I went up the stairs and turned left. Merrick must have been in the lav when she'd rung because he was back in Personnel when I got there. Twenty-four, medium height, brown hair, blue eyes, heavy spectacle frames, recent scar left hand. 'A slight accident,' Egerton had told me. There were a few other people in the room and Merrick's desk was near the door. A girl in a lemon blouse looked in and said:

'Oh there you are. Visitor for you in the hall.'

He'd seen me and said: 'Yes, he's here, thank you.'

She gave me a pert blink. 'Well that was quick.'

Someone on a phone was saying: 'If I were you I'd put Mrs Pymm on to it — she'll sort it out if anyone can.'

'Where do we talk?' I asked Merrick.

'I'm not quite sure.' He was standing behind the desk, his long fingers shifting some papers to no purpose, his slightly magnified eyes watching me nervously.

'Come on, then.'

'Yes.' He followed me out, catching his foot against something. 'I think there's one of the under-secretaries at a conference this afternoon, so I suppose we could use his room. It's just along here.'

I sensed him watching me obliquely so I said: 'Worst bloody winter since '47.'

He worked it out as quickly as he could and then took it straight from the book. 'In my paper it said since 1939.'

'You mean '39?'

'Oh. Yes.' By the tone of his voice he was kicking himself.
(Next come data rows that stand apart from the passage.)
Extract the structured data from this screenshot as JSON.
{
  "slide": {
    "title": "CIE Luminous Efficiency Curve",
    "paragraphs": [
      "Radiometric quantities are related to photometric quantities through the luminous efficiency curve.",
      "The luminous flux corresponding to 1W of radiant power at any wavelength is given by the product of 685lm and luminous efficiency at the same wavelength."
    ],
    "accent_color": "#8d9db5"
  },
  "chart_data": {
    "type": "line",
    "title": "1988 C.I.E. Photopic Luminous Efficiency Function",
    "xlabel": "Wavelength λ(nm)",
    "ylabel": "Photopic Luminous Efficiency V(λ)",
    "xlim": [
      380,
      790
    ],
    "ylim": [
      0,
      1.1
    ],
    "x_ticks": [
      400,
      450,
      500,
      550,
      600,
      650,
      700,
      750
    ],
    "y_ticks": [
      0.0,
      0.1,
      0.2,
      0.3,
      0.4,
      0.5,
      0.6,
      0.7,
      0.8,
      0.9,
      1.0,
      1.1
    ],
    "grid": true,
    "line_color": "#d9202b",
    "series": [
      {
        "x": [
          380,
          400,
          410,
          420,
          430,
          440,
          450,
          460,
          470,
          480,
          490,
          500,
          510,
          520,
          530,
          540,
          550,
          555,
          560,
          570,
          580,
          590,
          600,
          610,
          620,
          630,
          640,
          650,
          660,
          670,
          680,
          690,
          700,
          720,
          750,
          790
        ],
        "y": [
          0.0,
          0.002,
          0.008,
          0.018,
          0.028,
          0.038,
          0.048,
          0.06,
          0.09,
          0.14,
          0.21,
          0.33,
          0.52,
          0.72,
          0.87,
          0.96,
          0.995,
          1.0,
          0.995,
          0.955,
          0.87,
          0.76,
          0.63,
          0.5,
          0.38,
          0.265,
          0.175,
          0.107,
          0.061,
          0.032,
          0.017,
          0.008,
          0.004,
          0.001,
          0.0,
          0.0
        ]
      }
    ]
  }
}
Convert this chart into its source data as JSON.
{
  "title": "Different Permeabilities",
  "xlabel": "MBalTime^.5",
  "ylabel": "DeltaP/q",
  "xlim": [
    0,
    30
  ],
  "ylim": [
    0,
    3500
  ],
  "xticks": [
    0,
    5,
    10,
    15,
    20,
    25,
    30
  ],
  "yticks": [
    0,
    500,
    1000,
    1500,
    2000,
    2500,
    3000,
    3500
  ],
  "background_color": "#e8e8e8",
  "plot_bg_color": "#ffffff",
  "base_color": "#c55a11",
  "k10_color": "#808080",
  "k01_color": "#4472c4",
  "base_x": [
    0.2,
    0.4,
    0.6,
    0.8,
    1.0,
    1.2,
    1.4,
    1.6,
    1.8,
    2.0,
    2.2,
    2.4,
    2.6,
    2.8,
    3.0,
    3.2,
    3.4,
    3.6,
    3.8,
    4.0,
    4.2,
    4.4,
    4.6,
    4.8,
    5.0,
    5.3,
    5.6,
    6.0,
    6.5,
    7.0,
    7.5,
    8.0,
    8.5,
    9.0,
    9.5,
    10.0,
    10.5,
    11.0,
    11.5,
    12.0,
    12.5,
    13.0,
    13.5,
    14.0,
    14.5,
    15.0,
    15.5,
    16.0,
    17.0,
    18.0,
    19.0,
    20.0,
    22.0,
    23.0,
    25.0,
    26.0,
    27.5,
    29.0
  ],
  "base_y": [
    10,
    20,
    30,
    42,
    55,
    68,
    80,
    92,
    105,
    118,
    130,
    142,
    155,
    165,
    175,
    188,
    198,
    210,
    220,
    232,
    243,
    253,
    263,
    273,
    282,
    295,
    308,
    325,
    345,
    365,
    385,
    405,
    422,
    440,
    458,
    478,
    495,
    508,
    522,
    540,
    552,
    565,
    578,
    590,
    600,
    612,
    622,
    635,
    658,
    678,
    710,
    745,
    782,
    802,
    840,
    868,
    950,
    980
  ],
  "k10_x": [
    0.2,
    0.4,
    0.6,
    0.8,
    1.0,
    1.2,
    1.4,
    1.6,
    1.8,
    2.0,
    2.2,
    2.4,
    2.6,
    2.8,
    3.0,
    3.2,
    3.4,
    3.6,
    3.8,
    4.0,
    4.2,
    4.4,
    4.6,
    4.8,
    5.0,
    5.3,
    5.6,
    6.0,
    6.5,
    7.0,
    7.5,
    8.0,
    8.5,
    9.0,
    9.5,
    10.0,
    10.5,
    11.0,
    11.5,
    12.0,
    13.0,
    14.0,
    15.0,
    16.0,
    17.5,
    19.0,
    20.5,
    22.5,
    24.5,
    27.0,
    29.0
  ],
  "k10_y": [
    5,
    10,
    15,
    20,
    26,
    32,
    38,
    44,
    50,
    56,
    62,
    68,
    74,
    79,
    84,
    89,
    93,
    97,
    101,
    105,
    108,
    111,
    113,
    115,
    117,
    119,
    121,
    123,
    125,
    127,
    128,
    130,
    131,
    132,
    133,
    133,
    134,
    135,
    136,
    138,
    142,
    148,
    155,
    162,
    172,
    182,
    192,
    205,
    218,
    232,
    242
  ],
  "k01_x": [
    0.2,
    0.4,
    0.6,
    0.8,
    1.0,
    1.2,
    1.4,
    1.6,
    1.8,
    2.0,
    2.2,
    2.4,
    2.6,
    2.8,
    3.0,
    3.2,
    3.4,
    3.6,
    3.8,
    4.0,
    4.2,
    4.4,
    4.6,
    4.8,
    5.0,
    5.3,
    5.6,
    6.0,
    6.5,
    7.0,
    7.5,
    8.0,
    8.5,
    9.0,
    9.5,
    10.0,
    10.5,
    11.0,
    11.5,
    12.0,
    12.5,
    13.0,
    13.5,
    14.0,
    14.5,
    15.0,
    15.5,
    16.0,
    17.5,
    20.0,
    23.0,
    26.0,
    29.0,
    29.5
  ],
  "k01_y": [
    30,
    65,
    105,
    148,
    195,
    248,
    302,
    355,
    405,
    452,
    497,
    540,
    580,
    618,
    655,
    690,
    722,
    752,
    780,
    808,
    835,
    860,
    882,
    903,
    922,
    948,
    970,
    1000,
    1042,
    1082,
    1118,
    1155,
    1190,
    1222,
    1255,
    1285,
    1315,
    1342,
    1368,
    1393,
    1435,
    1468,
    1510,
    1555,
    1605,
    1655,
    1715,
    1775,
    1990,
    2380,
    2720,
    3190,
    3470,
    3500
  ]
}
It wasn't important, here and now; but as the years go by you learn to worry less about the mistakes you've made and more about what would have happened if the circumstances had made them important. The code introduction for 5th to 12th was to throw in a random two-digit number and listen for one below and two above, the same thing in London, Rio or Hong Kong, wherever you were and whatever you were doing, it made the whole thing simple. He'd put in the circumspect '19' from sheer nerves.